Lesson Plan 3
Created by Teachers, Engineers, and Scientists
Lesson Plan Created By:
Nancy Hazuka (Grades 9 - 12)
Mary Jane Glitz (Grades 9 - 12)
David L. Herring (Grades 9 - 12)
David L. Murray (Grades 6 - 8)
In Collaboration With:
J. Christopher Ludlow, Ph.D., Chemical Engineer
United States Department of Energy
National Energy Technology Laboratory
BACKGROUND /INFORMATION FOR FLUIDIZED BEDS
Fluidized-bed combustion provides a highly efficient means of generating low-cost electricity from coal and other fuels with minimal impact on the environment. This promising new technology will enable our Nation to continue to rely on coal to help meet our growing energy needs in the future, and at the same time, help solve environmental problems. It is also expected to capture a share of the emerging global market for cleaner power generation technologies. Power Magazine has called the development of fluidized-bed coal combustors "the commercial success story of the last decade in the power generation business." U.S. Department of Energy - National Energy Technology Laboratory Fluidizied-Bed Combustion [April 1998]
A major goal of the United States Department of Energy’s Fluidized Bed Combustion System is to reduce sulfur emissions by 99%, oxides of nitrogen by 95%, and CO2 by 25%. These advanced units should operate in excess of 50% efficiency and cost approximately 25% less to build than today’s conventional non-fluidized bed combustion units.
|Fluidized Bed Lesson Plan
Duration: 5 (40 minute) sessions
The students will describe the purpose and components of a Fluidized Bed.
The student will demonstrate knowledge of scientific vocabulary used in Fluidized Bed Construction.
The students will attain an appreciation for the benefits of a Fluidized Bed as it pertains to their environment.
The student will construct a small- scale functional Fluidized Bed from common household materials.
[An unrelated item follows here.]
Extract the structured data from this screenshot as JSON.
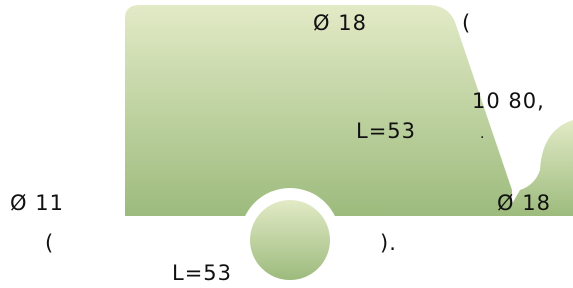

The student will gain an appreciation for the work done by scientists to solve energy and environmental problems.
Fluidized Bed Combustion Technology is one of the technologies being developedby the Department of Energy at its Federal Energy Technology Center. It is a technology which can burn coal without the need for expensive pollution control technology. During fluidized bed combustion, pollutants are captured very soon after they are generated and are never released into the environment. The technology has proven to be a potential means of lowering the cost of electricity production while maintaining a high standard of living. Because of the increased operating efficiency of a fluidized bed combustion system, greenhouse gases will be reduced as well as the United States’ dependance on imported fuels. We can reduce the use of our valuable limited resources in the production of electricity.
In addition to burning coal, fluidized bed combustion technology can be used to burn many waste materials like municipal trash, and hospital medical waste.
There are two types of fluidized combustion systems: atmospheric and pressurized. Atmospheric systems, as the name implies, allow the combustion to occur at atmospheric pressure while in pressurized ones, the combustion occurs at increased pressure. Operation at elevated pressures result in a high pressure gas stream that is used to drive a gas turbine for creating electricity.